C’è una classifica a cui siamo mestamente abituati ormai, che fotografa annualmente e in modo mirabile lo stato dell’arte dell’università italiana. Si tratta della graduatoria mondiale stilata dal World University Rankings da Qs, giunto alla dodicesima edizione.
Per vedere un ateneo italiano bisogna scorrere la lista fino al 187esimo posto, dove “svetta” il Politecnico di Milano, seguito dall’Università di Bologna (204) e dall’Università degli Studi di Roma - La Sapienza (213). Via via qualche altro oltre la trecentesima posizione in poi.

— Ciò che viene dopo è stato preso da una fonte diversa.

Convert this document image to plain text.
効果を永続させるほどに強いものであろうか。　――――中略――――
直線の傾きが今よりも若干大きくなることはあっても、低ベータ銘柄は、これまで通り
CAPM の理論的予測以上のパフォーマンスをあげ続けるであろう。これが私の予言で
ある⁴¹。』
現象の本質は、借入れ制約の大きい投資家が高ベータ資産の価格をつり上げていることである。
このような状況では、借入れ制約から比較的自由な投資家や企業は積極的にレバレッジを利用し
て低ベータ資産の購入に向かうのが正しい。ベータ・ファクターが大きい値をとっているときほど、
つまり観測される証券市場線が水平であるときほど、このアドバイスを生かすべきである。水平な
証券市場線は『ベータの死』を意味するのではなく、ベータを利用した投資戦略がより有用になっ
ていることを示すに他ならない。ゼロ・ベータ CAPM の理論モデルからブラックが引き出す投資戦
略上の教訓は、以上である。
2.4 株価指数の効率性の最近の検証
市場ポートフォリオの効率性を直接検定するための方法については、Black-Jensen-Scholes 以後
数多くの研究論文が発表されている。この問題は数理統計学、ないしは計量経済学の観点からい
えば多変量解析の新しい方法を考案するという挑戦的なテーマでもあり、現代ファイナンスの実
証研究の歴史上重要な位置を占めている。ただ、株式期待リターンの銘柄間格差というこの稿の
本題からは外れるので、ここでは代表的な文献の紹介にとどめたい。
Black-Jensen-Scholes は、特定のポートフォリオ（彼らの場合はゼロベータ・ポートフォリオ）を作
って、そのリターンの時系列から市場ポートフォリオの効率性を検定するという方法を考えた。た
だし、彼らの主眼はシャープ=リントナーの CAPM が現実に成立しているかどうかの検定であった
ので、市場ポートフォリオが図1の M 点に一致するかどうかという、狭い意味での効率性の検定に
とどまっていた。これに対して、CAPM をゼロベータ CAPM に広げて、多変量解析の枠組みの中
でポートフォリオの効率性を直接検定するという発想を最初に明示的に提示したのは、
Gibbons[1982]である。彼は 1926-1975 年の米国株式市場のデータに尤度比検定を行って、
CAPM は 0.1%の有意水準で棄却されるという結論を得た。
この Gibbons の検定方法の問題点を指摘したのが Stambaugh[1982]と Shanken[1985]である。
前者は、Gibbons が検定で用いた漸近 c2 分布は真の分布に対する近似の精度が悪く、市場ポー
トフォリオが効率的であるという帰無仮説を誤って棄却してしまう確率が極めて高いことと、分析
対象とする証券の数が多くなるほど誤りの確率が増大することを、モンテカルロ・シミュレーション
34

Non proprio un colpo d’occhio di cui andar fieri, che dovrebbe tuttavia caratterizzare l’ingresso di ogni Facoltà con un poster in formato gigante a mo' di pungolo e di monito, in vista della stagione imminente di scioperi occupazioni e quant’altro connota il consueto appuntamento con il cosiddetto autunno caldo degli studenti, secondo le logiche sterili, ammuffite e tardo sessantottine, fra "diritto allo studio", "no alle "privatizzazioni" e la recente chicca della “ripubblicizzazione dei saperi”. Il tutto secondo un modello d’approccio che resta agli antipodi rispetto a quello che permette di scalare le classifiche e che viene puntualmente criminalizzato, non fosse altro perché si richiama agli odiati (da una certa "intellighenzia" che va per la maggiore nei movimenti studenteschi) Yankee.
Per la cronaca e a proposito, il Massachusetts Institute of Technology (Mit) è per la quarta volta consecutiva la migliore Università al mondo. Al secondo posto si piazza Harvard University, mentre Cambridge University e Stanford sono a pari merito al terzo. (A.M.)